Microsoft has agreed to make changes to Windows Vista to satisfy EU regulators.
The changes won't cause a delay in the new operating system, the software giant said today, despite previously having warned they would.
The European Union is concerned about the impact of the operating system on competition, but following what was described as "constructive dialogue" with competition authorities, Microsoft said on Friday that it expected to release the software on schedule.
A European court is still considering Microsoft's appeal of an anti-trust ruling two-and-a-half years ago which found the company guilty of unfairly using its monopoly in desktop operating systems to strengthen its position in the markets for workgroup server and media player software.
The European Commission had expressed further concerns that Microsoft would use the launch of Vista to give it an unfair advantage in the security software market.
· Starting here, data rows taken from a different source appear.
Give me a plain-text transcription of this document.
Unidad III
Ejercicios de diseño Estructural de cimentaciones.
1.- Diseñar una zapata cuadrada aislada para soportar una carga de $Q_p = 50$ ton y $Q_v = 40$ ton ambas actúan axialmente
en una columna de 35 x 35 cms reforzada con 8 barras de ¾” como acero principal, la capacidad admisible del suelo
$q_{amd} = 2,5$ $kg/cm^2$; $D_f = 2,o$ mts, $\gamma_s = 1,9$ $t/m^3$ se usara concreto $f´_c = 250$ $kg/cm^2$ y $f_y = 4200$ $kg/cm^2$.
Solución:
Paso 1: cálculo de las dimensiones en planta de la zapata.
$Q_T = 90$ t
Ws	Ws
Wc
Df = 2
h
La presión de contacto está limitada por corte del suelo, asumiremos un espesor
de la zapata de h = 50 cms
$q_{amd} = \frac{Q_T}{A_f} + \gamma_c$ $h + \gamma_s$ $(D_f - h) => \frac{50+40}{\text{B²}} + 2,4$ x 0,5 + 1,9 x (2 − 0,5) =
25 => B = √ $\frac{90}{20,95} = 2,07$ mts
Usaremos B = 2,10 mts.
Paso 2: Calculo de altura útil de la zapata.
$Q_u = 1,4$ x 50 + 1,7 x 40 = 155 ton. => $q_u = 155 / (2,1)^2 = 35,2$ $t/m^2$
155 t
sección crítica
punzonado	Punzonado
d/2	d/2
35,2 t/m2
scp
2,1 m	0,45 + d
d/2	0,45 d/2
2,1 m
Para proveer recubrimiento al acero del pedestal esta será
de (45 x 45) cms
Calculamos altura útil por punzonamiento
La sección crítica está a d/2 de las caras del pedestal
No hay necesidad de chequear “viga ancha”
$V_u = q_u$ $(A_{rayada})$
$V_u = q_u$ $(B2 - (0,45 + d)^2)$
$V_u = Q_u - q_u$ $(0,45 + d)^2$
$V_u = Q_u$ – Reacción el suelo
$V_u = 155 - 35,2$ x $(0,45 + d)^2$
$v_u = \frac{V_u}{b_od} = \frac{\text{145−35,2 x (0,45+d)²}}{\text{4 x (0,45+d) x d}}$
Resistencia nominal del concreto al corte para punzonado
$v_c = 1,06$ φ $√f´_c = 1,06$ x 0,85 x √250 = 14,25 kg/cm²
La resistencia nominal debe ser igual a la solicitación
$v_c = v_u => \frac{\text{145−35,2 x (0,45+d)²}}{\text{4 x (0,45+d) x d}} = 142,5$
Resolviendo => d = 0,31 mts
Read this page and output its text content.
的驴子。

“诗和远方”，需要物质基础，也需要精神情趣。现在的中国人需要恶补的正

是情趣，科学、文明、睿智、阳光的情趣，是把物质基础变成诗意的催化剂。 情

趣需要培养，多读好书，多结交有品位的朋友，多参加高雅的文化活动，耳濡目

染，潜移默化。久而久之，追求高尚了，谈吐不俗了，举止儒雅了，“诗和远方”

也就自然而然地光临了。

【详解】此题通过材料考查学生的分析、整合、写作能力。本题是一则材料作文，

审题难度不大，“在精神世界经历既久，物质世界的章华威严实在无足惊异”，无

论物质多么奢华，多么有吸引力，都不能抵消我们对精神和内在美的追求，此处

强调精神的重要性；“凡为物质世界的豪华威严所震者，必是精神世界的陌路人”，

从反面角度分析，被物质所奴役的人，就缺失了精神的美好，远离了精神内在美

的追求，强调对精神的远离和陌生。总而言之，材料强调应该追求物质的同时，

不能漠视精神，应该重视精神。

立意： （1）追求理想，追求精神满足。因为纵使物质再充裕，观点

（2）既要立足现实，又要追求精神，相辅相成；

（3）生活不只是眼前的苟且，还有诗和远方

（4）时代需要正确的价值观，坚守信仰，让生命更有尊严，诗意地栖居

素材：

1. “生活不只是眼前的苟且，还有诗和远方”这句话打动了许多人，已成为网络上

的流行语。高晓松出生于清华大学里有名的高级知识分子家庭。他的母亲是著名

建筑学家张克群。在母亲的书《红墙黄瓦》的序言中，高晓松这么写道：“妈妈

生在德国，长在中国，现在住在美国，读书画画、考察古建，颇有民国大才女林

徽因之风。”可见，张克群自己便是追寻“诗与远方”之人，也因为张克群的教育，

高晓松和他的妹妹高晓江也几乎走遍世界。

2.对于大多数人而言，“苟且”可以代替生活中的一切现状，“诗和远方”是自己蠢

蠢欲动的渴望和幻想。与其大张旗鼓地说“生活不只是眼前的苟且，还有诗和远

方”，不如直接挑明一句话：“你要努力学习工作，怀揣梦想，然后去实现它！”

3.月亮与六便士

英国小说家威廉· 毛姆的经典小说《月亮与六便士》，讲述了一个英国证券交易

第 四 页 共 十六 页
Microsoft has agreed to make a number of changes to Windows Vista in response to guidance from the EU's competition regulator, the European Commission. It has also talked successfully with competition authorities in Korea, which have also raised concerns about Microsoft's business practices, and expects to ship Vista on time in that country as well.
Microsoft plans to release the operating system to business customers worldwide in November and consumers in January. "We are excited to bring the security enhancements and innovative new features of Windows Vista to our customers and partners around the world, and we are committed to adhering to local law in every region," said Microsoft CEO Steve Ballmer in a written statement.